Sadly, the United States learned an awful lesson about humanity with the 1918 flu epidemic. Partly becuase Americans had no information about the disease, thanks to gag orders on the press by President Wilson and partly because people were literally dropping dead in the street, many ill people died because their friends and family members literally abandoned them to dehydration and starvation among other things (Thank you John Barry).

Mary Mallon
, doomed forever to be known as "Typhoid Mary" never understood why she was forced to spend most of her life exiled to an island and publicly shamed for the deaths of her employers. Living in the late 19th and early 20th century, when even the greatest scientists had a limited understanding of typhoid, Mary couldn't comprehend how she could carry a disease that made people sick if she wasn't ill herself. Perhaps if her legacy has taught us anything, it's that the same moral obligations and concerns we have about genocide and slavery apply to how we treat victims of disease.

Is humankind really worth saving if we don't value human life? Is one life or a town of a hundred people worth potentially 10,000 of lives? Is the quick and painless death of an innocent at the hands of a well-meaning government, truly in the best interest of the people?

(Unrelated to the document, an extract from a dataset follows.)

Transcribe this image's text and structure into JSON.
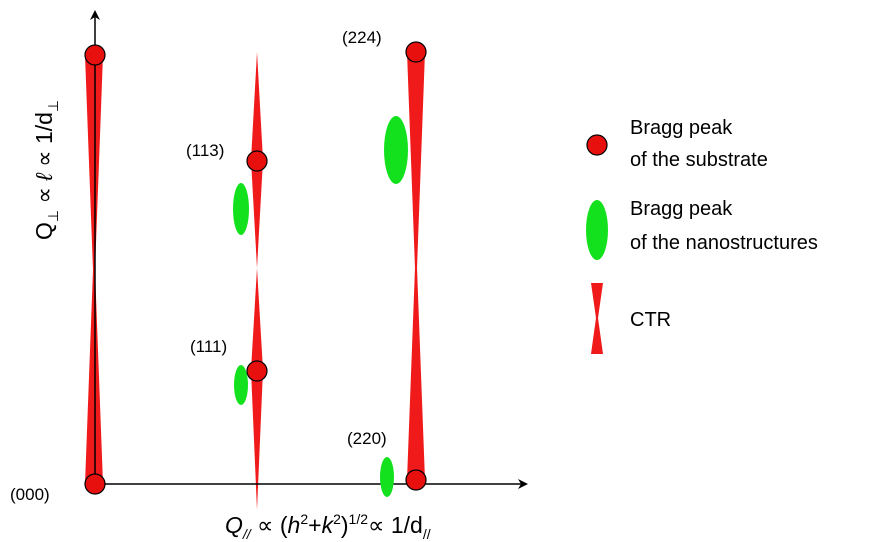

And if we are ever damned enough to one day look at spreading cases on a map and compare numbers with our vaccine or drug stockpile, we will have to ask ourselves the real questions--the ones where statistics and numbers are no longer a useful tool for calculation. Whose lives should we value? Should we save the weakest first, the children and the elderly? Or should we save the ones who know how to turn the lights back on and protect the public?